We suggest a broader view of glucose dysregulation in the critically ill patient based on numerous factors (Table 1). We apply the term critical illness-induced dysglycaemia to patients with hyperglycaemia, hypoglycaemia or glucose variability. Patients without diabetes, but with other features of critical illness-induced dysglycaemia, appear to be at risk to develop overt type 2 diabetes.

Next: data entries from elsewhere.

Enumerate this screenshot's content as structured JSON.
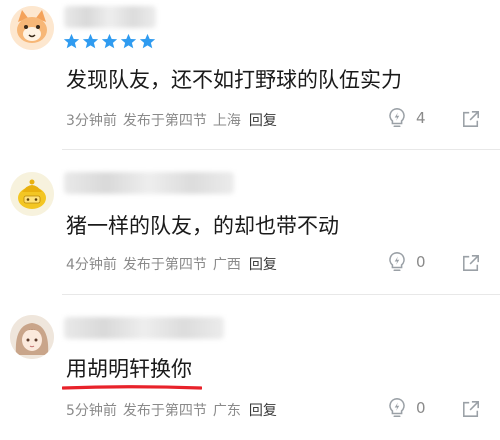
{
  "comments": [
    {
      "avatar_icon": "cartoon-face-avatar",
      "stars": 5,
      "text": "发现队友，还不如打野球的队伍实力",
      "time": "3分钟前",
      "posted_in": "发布于第四节",
      "location": "上海",
      "reply_label": "回复",
      "likes": "4"
    },
    {
      "avatar_icon": "yellow-hat-avatar",
      "text": "猪一样的队友，的却也带不动",
      "time": "4分钟前",
      "posted_in": "发布于第四节",
      "location": "广西",
      "reply_label": "回复",
      "likes": "0"
    },
    {
      "avatar_icon": "anime-girl-avatar",
      "text": "用胡明轩换你",
      "time": "5分钟前",
      "posted_in": "发布于第四节",
      "location": "广东",
      "reply_label": "回复",
      "likes": "0"
    }
  ],
  "colors": {
    "star": "#2f9bf0",
    "underline": "#e8222a",
    "meta_text": "#8a8a8a",
    "icon": "#9aa0a6"
  }
}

These patients should undergo longitudinal evaluation and intervention for the development of subsequent type 2 diabetes.

Table 1 Factors impacting critical illness-induced dysglycaemia

The decade ending in 2009 witnessed an explosion in publications about ICU glycaemic control, beginning with the landmark Leuven trial in 2001 [28]. Formal recommendations in 2004 endorsed tight glycaemic control [29]. The decade ended with the 2009 publication of the NICE-SUGAR study [22], and less stringent critical care glucose control guidelines [30]. The concept of critical illness-induced dysglycaemia encompasses all of these factors. We issue a call to recognise the heterogeneous inpatient hypoglycaemic or hyperglycaemic population, in order to study hyperglycaemic subpopulations, to determine diagnostic alternatives for diagnosis of unrecognised inpatients with diabetes, and to develop better monitoring and application of safe, closed-loop systems.